Incidents/2019-08-02 api-overload-parsoid

document status: final

Summary

The api-appserver cluster has been overwhelmed with expensive parsoid-batch calls from particular pages, resulting in brownouts and frontend availability at ~97%.

Impact

The mediawiki API has suffered the most impact, with internal services and external API users impacted as well. See API frontend graph, the slowdown was severe enough that a depression in request rates was observed.

Detection

Alerts for appservers "high CPU" went off on IRC during brownouts through the first half of the day (6-12 UTC) followed by general widespread alerts for affected internal systems (restbase, recommendation, mobileapps alerts went off) starting around 15 UTC

Timeline

All times in UTC.

7:00 / 9:30 / 12:30 / 13.00 High CPU load API appservers alerts and recoveries for brownouts, no widespread impact
13:25 investigation on the general issue begins
13:45 weights of mw12[23].* found not to be aligned with the rest of the fleet and fixed
14:50 High CPU load on API appservers start coming in again, this time more severe and affecting other services
14:54 Low HTTP availability alerts fire, together with recommendation_api, restbase, mobileapps
14:55 Investigation on the ongoing incident begins
15:02 Recoveries start coming in by themselves, and investigation continues
15:34 Offending page identified as one on itwiki using Lua, and requested by Google's rest api crawler

Conclusions

API appservers are susceptible to storms of many long-running parsoid-batch requests, in particular external requests which end up exhausting the cluster's resources and affecting all API users.

What went well?

An outage condition was identified quickly, and investigation began quickly.

What went poorly?

Identifying the expensive API calls could have been faster.
Unbounded parallelism of expensive API calls must be limited, both in rate and concurrency. Internal update requests like this from Change-Prop are both rate-limited and blacklisted automatically if the rate of errors is too high, but external requests are not.
I (Ppchelko) assume that Varnish would attempt to retry a request on timeout, which in turn multiplies the load.

Where did we get lucky?

The cluster recovered by itself once requests ended and recovery has been fast.
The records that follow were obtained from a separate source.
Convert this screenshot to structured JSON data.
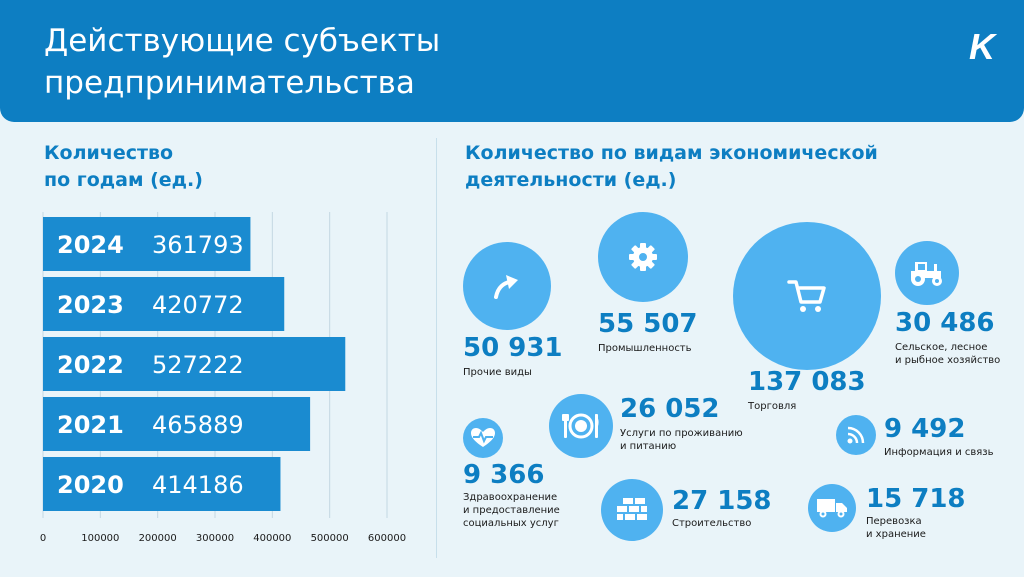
{
  "header": {
    "title": "Действующие субъекты\nпредпринимательства",
    "logo_text": "K",
    "logo_icon": "k-logo-icon"
  },
  "colors": {
    "brand_blue": "#0d7ec2",
    "bar_blue": "#1a8bd0",
    "bubble_blue": "#4fb2f0",
    "background": "#e9f4f9"
  },
  "left_section": {
    "title": "Количество\nпо годам (ед.)"
  },
  "right_section": {
    "title": "Количество по видам экономической\nдеятельности (ед.)"
  },
  "chart_data": {
    "type": "bar",
    "orientation": "horizontal",
    "categories": [
      "2024",
      "2023",
      "2022",
      "2021",
      "2020"
    ],
    "values": [
      361793,
      420772,
      527222,
      465889,
      414186
    ],
    "value_labels": [
      "361793",
      "420772",
      "527222",
      "465889",
      "414186"
    ],
    "xlim": [
      0,
      600000
    ],
    "xticks": [
      0,
      100000,
      200000,
      300000,
      400000,
      500000,
      600000
    ],
    "xtick_labels": [
      "0",
      "100000",
      "200000",
      "300000",
      "400000",
      "500000",
      "600000"
    ],
    "grid": true
  },
  "activities": [
    {
      "key": "other",
      "value": "50 931",
      "label": "Прочие виды",
      "icon": "arrow-up-icon"
    },
    {
      "key": "industry",
      "value": "55 507",
      "label": "Промышленность",
      "icon": "gear-icon"
    },
    {
      "key": "trade",
      "value": "137 083",
      "label": "Торговля",
      "icon": "shopping-cart-icon"
    },
    {
      "key": "agriculture",
      "value": "30 486",
      "label": "Сельское, лесное\nи рыбное хозяйство",
      "icon": "tractor-icon"
    },
    {
      "key": "hospitality",
      "value": "26 052",
      "label": "Услуги по проживанию\nи питанию",
      "icon": "plate-fork-knife-icon"
    },
    {
      "key": "it",
      "value": "9 492",
      "label": "Информация и связь",
      "icon": "wifi-signal-icon"
    },
    {
      "key": "health",
      "value": "9 366",
      "label": "Здравоохранение\nи предоставление\nсоциальных услуг",
      "icon": "heart-pulse-icon"
    },
    {
      "key": "construction",
      "value": "27 158",
      "label": "Строительство",
      "icon": "bricks-icon"
    },
    {
      "key": "transport",
      "value": "15 718",
      "label": "Перевозка\nи хранение",
      "icon": "truck-icon"
    }
  ]
}
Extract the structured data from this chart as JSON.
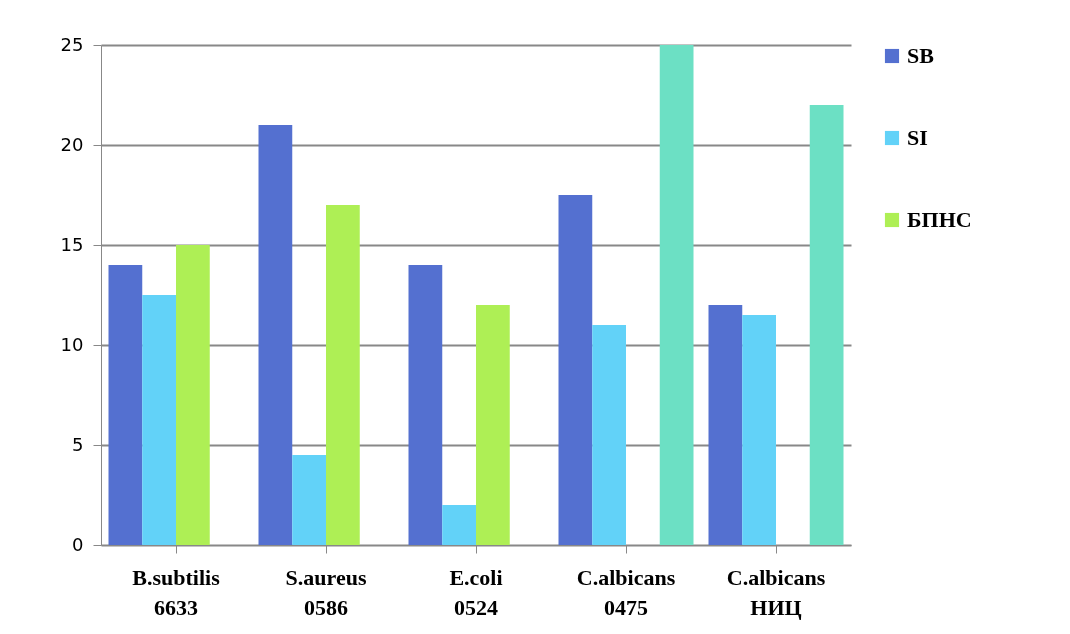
{
  "chart_data": {
    "type": "bar",
    "categories": [
      "B.subtilis 6633",
      "S.aureus 0586",
      "E.coli 0524",
      "C.albicans 0475",
      "C.albicans НИЦ"
    ],
    "series": [
      {
        "name": "SB",
        "color": "#5470d0",
        "values": [
          14,
          21,
          14,
          17.5,
          12
        ]
      },
      {
        "name": "SI",
        "color": "#62d2f8",
        "values": [
          12.5,
          4.5,
          2,
          11,
          11.5
        ]
      },
      {
        "name": "БПНС",
        "color": "#aeef55",
        "values": [
          15,
          17,
          12,
          0,
          0
        ]
      },
      {
        "color": "#6ce0c4",
        "values": [
          0,
          0,
          0,
          25,
          22
        ]
      }
    ],
    "ylim": [
      0,
      25
    ],
    "yticks": [
      0,
      5,
      10,
      15,
      20,
      25
    ],
    "grid": "y",
    "legend": "right"
  }
}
Links to relevant documentation

Where is the documentation that someone responding to this alert should have (runbook, plus supporting docs). If that documentation does not exist, there should be an action item to create it.

Actionables

Explicit next steps to prevent this from happening again as much as possible, with Phabricator tasks linked for every step.

NOTE: Please add the #wikimedia-incident Phabricator project to these follow-up tasks and move them to the "follow-up/actionable" column.

Limit external requests concurrency/parallelism (bug T167906)
Icinga alerts for appserver high CPU should be less spammy (bug T228878)
Bigger idea: it would be nice if there was, aggregated across the whole cluster, some report available of what request types, users, user-agents, etc were using the most appserver CPU.
…